Speed Read: Car Design(ed to Educate and Inspire)
Speed Read: Car Design
Author: Tony Lewin
Publisher: Motor Books
Price: $19.99 / £12.99
There is a line in the film Devil Wears Prada that Meryl Streep delivers with the jagged edges of nails sharpened so fine you’d never even realized you’d been stabbed.
“’This… stuff’? Oh. Okay. I see. You think this has nothing to do with you,” she says, of the garment closet at the headquarters of what is actually Vogue but not Vogue in the movie.
“You go to your closet and you select… I don’t know… that lumpy blue sweater, for instance, because you’re trying to tell the world that you take yourself too seriously to care about what you put on your back. But what you don’t know is that that sweater is not just blue, it’s not turquoise. It’s not lapis. It’s actually cerulean. And you’re also blithely unaware of the fact that in 2002, Oscar de la Renta did a collection of cerulean gowns. And then I think it was Yves Saint Laurent… wasn’t it who showed cerulean military jackets?

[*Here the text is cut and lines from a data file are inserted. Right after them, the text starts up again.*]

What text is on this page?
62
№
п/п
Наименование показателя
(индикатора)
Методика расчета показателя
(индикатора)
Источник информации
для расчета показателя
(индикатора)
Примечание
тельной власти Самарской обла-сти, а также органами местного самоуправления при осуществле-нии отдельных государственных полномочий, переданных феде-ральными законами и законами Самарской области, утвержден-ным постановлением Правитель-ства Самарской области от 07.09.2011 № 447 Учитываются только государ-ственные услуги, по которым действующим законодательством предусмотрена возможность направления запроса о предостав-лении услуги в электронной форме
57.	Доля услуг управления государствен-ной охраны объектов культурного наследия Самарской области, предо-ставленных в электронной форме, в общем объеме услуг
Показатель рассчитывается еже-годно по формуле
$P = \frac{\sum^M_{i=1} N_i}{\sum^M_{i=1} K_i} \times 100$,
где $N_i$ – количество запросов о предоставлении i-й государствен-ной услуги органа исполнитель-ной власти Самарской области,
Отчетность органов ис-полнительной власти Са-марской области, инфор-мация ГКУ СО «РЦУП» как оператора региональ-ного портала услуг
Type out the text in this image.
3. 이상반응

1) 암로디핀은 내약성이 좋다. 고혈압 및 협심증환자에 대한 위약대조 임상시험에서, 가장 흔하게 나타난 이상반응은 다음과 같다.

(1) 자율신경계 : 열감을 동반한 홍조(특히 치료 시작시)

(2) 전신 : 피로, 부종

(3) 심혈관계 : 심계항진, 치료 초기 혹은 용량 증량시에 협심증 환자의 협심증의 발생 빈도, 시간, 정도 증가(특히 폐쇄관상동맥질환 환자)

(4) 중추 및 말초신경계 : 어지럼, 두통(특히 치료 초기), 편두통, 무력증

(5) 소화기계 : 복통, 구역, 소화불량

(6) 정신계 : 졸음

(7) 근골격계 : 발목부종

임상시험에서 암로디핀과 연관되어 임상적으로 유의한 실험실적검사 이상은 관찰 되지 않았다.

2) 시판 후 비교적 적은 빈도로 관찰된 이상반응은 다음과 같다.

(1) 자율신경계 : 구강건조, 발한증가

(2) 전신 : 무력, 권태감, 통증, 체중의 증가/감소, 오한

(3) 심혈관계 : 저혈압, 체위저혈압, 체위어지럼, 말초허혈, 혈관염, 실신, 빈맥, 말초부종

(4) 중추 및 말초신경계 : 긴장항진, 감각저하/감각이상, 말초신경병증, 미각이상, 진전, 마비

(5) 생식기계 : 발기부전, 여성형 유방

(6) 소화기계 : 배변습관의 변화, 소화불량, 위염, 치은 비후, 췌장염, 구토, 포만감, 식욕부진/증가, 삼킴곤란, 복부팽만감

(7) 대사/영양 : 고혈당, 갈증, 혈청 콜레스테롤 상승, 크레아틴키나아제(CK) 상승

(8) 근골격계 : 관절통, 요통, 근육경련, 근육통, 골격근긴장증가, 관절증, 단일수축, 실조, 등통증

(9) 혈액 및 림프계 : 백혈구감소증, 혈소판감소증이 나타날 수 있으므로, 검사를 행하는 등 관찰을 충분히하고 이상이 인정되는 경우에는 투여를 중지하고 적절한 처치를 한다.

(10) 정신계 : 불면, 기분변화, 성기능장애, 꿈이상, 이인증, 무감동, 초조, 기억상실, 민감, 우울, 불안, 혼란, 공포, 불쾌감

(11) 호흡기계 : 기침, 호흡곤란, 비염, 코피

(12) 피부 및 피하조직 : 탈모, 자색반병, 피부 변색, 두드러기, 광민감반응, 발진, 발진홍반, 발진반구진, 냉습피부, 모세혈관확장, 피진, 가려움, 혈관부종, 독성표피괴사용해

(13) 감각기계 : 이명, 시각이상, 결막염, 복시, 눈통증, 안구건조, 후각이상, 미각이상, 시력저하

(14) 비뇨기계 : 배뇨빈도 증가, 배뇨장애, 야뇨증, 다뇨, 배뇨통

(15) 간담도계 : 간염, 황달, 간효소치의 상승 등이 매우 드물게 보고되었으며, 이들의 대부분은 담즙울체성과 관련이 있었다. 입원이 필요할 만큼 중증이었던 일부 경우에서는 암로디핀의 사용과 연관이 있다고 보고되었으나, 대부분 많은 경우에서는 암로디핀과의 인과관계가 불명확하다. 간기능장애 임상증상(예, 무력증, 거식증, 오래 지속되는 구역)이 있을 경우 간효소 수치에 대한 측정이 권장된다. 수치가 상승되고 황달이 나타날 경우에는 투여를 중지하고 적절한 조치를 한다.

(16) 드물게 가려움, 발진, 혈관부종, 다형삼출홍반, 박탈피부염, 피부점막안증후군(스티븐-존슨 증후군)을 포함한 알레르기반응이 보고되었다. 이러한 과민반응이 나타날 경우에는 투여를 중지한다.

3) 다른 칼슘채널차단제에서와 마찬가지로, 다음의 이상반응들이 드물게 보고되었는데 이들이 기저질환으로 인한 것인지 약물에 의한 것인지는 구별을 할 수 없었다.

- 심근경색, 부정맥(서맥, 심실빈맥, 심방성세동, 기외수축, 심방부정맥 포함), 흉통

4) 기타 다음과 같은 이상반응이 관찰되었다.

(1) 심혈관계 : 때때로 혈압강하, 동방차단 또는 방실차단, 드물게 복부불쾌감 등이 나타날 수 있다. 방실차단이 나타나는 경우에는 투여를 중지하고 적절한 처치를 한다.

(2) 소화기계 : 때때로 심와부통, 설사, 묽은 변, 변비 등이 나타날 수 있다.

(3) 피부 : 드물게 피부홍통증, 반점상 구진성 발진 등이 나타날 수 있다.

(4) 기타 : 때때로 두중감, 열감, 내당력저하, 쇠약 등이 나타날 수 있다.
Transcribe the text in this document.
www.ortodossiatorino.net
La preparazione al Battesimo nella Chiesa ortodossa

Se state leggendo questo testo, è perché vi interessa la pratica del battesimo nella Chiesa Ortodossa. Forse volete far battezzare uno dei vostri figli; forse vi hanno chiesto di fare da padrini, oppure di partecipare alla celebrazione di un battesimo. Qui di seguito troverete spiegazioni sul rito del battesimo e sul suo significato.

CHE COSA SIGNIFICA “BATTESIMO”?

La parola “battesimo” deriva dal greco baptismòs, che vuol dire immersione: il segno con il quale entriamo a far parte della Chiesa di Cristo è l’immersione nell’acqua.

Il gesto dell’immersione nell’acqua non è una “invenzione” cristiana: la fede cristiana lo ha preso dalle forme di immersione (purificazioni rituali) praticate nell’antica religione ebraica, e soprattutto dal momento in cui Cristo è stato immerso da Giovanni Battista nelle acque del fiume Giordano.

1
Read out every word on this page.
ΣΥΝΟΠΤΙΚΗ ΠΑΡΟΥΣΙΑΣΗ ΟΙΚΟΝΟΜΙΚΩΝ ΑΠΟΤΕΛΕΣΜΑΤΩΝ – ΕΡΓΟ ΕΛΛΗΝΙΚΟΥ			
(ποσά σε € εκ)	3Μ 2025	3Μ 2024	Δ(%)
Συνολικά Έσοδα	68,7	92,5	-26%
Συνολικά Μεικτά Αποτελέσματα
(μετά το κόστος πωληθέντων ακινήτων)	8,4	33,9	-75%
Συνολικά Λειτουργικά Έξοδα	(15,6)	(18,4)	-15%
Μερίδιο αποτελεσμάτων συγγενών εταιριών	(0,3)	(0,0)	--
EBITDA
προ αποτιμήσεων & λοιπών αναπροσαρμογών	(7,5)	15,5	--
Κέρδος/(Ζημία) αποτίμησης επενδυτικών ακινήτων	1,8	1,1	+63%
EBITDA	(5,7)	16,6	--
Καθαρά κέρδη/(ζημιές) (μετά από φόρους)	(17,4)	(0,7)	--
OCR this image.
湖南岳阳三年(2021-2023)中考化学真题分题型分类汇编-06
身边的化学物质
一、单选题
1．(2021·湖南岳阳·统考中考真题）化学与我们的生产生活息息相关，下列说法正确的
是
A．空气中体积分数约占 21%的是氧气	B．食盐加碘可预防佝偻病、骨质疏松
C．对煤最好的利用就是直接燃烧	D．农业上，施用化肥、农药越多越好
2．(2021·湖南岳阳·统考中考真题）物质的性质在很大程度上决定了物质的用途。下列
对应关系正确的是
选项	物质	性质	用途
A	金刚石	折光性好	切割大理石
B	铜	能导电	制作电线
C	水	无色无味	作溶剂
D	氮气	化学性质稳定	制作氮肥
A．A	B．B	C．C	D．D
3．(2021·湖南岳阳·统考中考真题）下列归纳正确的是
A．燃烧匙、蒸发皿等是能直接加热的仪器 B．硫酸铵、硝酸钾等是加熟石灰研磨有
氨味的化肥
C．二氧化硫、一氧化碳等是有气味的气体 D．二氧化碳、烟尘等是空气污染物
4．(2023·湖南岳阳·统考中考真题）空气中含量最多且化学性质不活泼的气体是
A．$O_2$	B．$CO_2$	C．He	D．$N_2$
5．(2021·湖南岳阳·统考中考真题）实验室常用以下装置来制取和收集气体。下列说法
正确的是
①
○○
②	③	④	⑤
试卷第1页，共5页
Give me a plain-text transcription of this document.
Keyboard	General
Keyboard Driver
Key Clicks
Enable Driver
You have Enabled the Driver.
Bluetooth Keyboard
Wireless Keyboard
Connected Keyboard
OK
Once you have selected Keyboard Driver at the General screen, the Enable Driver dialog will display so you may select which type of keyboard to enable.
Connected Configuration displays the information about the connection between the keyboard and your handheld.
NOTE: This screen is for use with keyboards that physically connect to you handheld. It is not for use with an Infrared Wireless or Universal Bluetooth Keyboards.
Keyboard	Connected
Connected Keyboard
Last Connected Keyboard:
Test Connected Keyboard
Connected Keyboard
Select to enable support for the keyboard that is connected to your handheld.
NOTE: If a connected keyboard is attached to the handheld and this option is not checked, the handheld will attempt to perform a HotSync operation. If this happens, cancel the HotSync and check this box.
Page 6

“And then cerulean quickly showed up in the collections of eight different designers. And then it, uh, filtered down through the department stores and then trickled on down into some tragic Casual Corner where you, no doubt, fished it out of some clearance bin. However, that blue represents millions of dollars and countless jobs and it’s sort of comical how you think that you’ve made a choice that exempts you from the fashion industry when, in fact, you’re wearing the sweater that was selected for you by the people in this room from a pile of stuff.”
Speed Read: Car Design by Tony Lewin takes that idea, applies it to the infinitely creative side of the automotive industry and unravels it into smaller, bite-sized pieces so the reader understands that, not only is car design influential, but it is at the basis of both the past and the future of the entire car world.
Lewin may not sound quite as bitchy as Miranda Priestly, the not-Anna-Wintour character from Devil Wears Prada, but he certainly sounds as knowledgeable. From the very earliest days of the automotive industry, the stark, all-black Model Ts, to the emergence of a new species of modern, sleek, alternative energy design, this book delves into the context, the innovation and the global environment that allowed for cars to look as they did at the times they did. It offers insight into why some of those cars were remarkably successful and why others were not, and it captures the madness of an industry both expertly designed down to the smallest bolt and borne of the creative minds of fanciful Italian dreamers with too much fresh air and vino running through their veins.
“The moral is clear,” Lewin writes. “Creativity is the lifeblood of the car business, but innovation must be carefully prepared to have a chance of success.” And what does success look like, he asks, returning to the early days of form-over-function machines, then onto the jazz age of the 1920s and 1930s, where opulence and new money reigned, to the austere years of war, to the renaissance of design in the late 1950s. Without a doubt, this book leaves the reader understanding that if a butterfly flaps its wings on the roof of a Model T, then there will be a hurricane in the interior of a BMW i8.
For lack of a better analogy, nothing in the car industry happens in a bubble, most especially not design.
It seems obvious to those of us who have studied the way pony cars led to muscle cars, the way hot rods led to tuners, but it goes far beyond the surface level. Cars are both witness to and creator of the future, telling the story of the austerity measures of wartime cars, of the suburban sprawl of minivans, of the resistance of SUVs and crossovers. It asks why the Tucker and the Javelin couldn’t survive when the madness of the 1959 Eldorado Biarritz stuck the landing. It makes us wonder what happened in history so that the cars today look the way they do, and what is happening right now to influence the machines of the future?
Lewin does an expert job finding the balance of education and entertainment. There is no way around the idea that car design is romance and wanderlust and beauty and fashion. It is style and marketing and brand. And he not only allows for that fanciful talk in his pages but embraces it.
In fact, to overplay the intersection between the automotive world and the fashion one, he references Coco Chanel in the idea that fashion is that which goes out of fashion – but style…
This book has that style, asks those questions and tells the reader more than they thought they needed to understand about the classic car world. As someone who has long become overexcited when asked the question so what do you like about cars, this book offered insight and concrete evidence to explain how this witness and influencer of history, energy, politics, business, and design is far more fundamental to our current world than anyone might think.
I am a massive fan of the titles in this Speed Read series. I think they take an overwhelming industry and break it down into manageable bites, crafted by experts. Does it cover all of design over the 130 years of cars? No. But it gives the reader the tools they need to seek out the information they want and it opens a new world of understanding into the relationship between form and function, the way cars are designed from the bottom up and the role new technology plays in the classic car design process.
He makes it even clearer for those still struggling with the idea that “I like the red one!” is a valid and historically influential thing to say at a car event.
“Designers no longer simply determine what the product will look like: they come up with new ideas for how it can be used too.”
We are, in short, quite literally drawing up our future. If that scares you just a little, check out this book. You’ll feel much better for it.